Mangano touted “real time reform” that has begun saving the county money.
Minority Leader Diane Yatauro created a rebuttal speech to the executive’s address. At the beginning of the year, Yatauro told the press that she was positive about working with Mangano and felt her caucus had an ear in the executive’s office and there was the possibility of bi-partisan operations.
However, Monday night she addressed Mangano, “You made a promise of bi-partisan dialogue and you pledged to lower our taxes. Well my friend, you have been in office for three months and to date you have not met with me or spoken about your plans to lower our taxes. My caucus represents eight of your districts, which totals more than a half-million residents. As the minority leader I await an invitation to work with you.”
Some items Yatauro criticized in Mangano’s administration to date included cuts in important services, a misleading energy tax repeal and financial management mistakes.
Yatauro said it was “quite disturbing” that Mangano projected cutting youth agencies “which allow our children to flourish and remain safe,” senior services, “which provide much-needed programs for our parents and grandparents who need a little help in their golden years,” and veterans programs, “which repay those men and women who unselfishly served for us.”

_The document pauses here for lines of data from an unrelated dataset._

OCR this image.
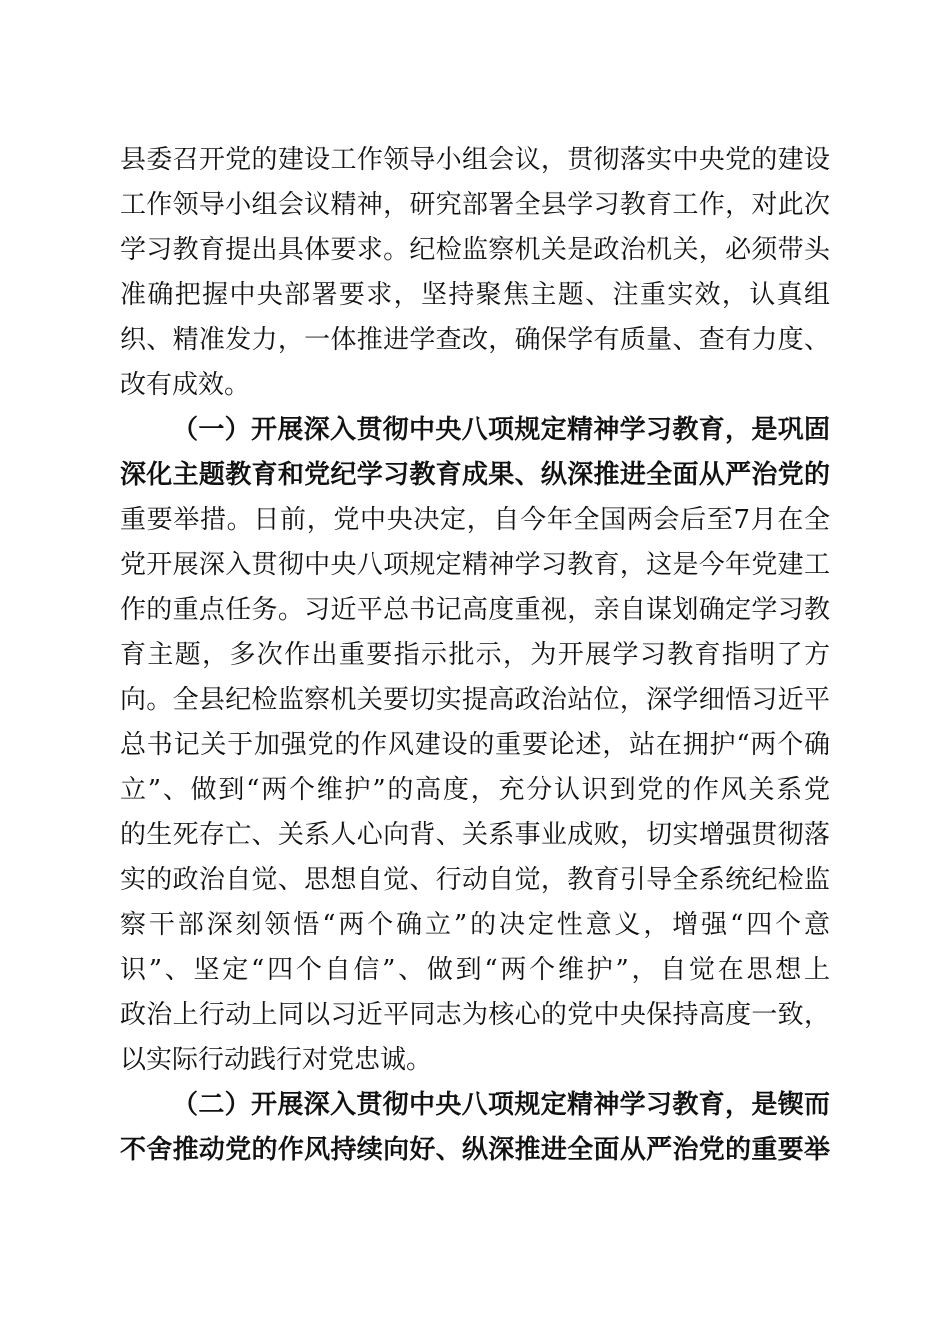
县委召开党的建设工作领导小组会议，贯彻落实中央党的建设
工作领导小组会议精神，研究部署全县学习教育工作，对此次
学习教育提出具体要求。纪检监察机关是政治机关，必须带头
准确把握中央部署要求，坚持聚焦主题、注重实效，认真组
织、精准发力，一体推进学查改，确保学有质量、查有力度、
改有成效。
（一）开展深入贯彻中央八项规定精神学习教育，是巩固
深化主题教育和党纪学习教育成果、纵深推进全面从严治党的
重要举措。日前，党中央决定，自今年全国两会后至7月在全
党开展深入贯彻中央八项规定精神学习教育，这是今年党建工
作的重点任务。习近平总书记高度重视，亲自谋划确定学习教
育主题，多次作出重要指示批示，为开展学习教育指明了方
向。全县纪检监察机关要切实提高政治站位，深学细悟习近平
总书记关于加强党的作风建设的重要论述，站在拥护“两个确
立”、做到“两个维护”的高度，充分认识到党的作风关系党
的生死存亡、关系人心向背、关系事业成败，切实增强贯彻落
实的政治自觉、思想自觉、行动自觉，教育引导全系统纪检监
察干部深刻领悟“两个确立”的决定性意义，增强“四个意
识”、坚定“四个自信”、做到“两个维护”，自觉在思想上
政治上行动上同以习近平同志为核心的党中央保持高度一致，
以实际行动践行对党忠诚。
（二）开展深入贯彻中央八项规定精神学习教育，是锲而
不舍推动党的作风持续向好、纵深推进全面从严治党的重要举
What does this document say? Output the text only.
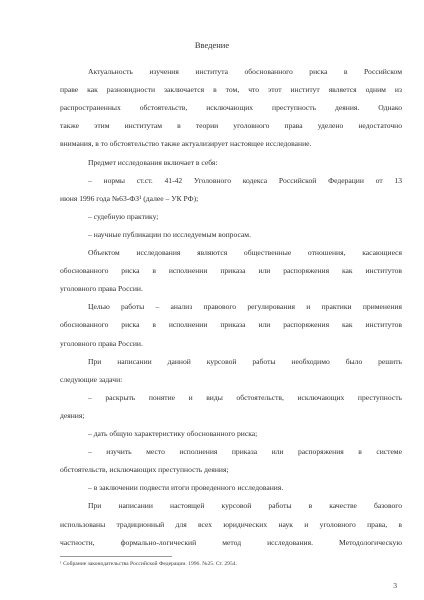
Введение
Актуальность изучения института обоснованного риска в Российском
праве как разновидности заключается в том, что этот институт является одним из
распространенных обстоятельств, исключающих преступность деяния. Однако
также этим институтам в теории уголовного права уделено недостаточно
внимания, в то обстоятельство также актуализирует настоящее исследование.
Предмет исследования включает в себя:
– нормы ст.ст. 41-42 Уголовного кодекса Российской Федерации от 13
июня 1996 года №63-ФЗ¹ (далее – УК РФ);
– судебную практику;
– научные публикации по исследуемым вопросам.
Объектом исследования являются общественные отношения, касающиеся
обоснованного риска в исполнении приказа или распоряжения как институтов
уголовного права России.
Целью работы – анализ правового регулирования и практики применения
обоснованного риска в исполнении приказа или распоряжения как институтов
уголовного права России.
При написании данной курсовой работы необходимо было решить
следующие задачи:
– раскрыть понятие и виды обстоятельств, исключающих преступность
деяния;
– дать общую характеристику обоснованного риска;
– изучить место исполнения приказа или распоряжения в системе
обстоятельств, исключающих преступность деяния;
– в заключении подвести итоги проведенного исследования.
При написании настоящей курсовой работы в качестве базового
использованы традиционный для всех юридических наук и уголовного права, в
частности, формально-логический метод исследования. Методологическую
¹ Собрание законодательства Российской Федерации. 1996. №25. Ст. 2954.
3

Regarding the Home Energy Tax Repeal, Yatauro said, “On the day you were sworn in… you repealed the energy tax. That momentous signing in January has caused much confusion for our residents. Letters were mailed out declaring that you “stopped the Energy Tax,” so please explain why this repeal will not go into effect until June? Our residents are still taxed today. Clearly they thought this repeal would take place in January when you signed the bill.”
Further on the energy tax and related financial management, Yatauro criticized Mangano’s dealings with NIFA, which is the agency that monitors Nassau County’s spending and revenue. She accused that he is not really accomplishing all of the savings he promises, which are necessary for filling the fiscal shortfall created by the repeal.
“When the county executive signed the Energy Tax Repeal he created a $38 million budget short fall, so NIFA asked Mr. Mangano for two updated plans due March 6. First NIFA asked for an update to the 2010 Budget, a budget which was balanced before the repeal. Mr. Mangano, you replied to this request by stating that you would make cuts to the budget. A review of these cuts suggests that your plan is not a headcount reduction, but simply a cut to the vacancies that were funded by the previous administration. Truth be told, you are just cutting contingency funds, so new monies have not been found,” she said.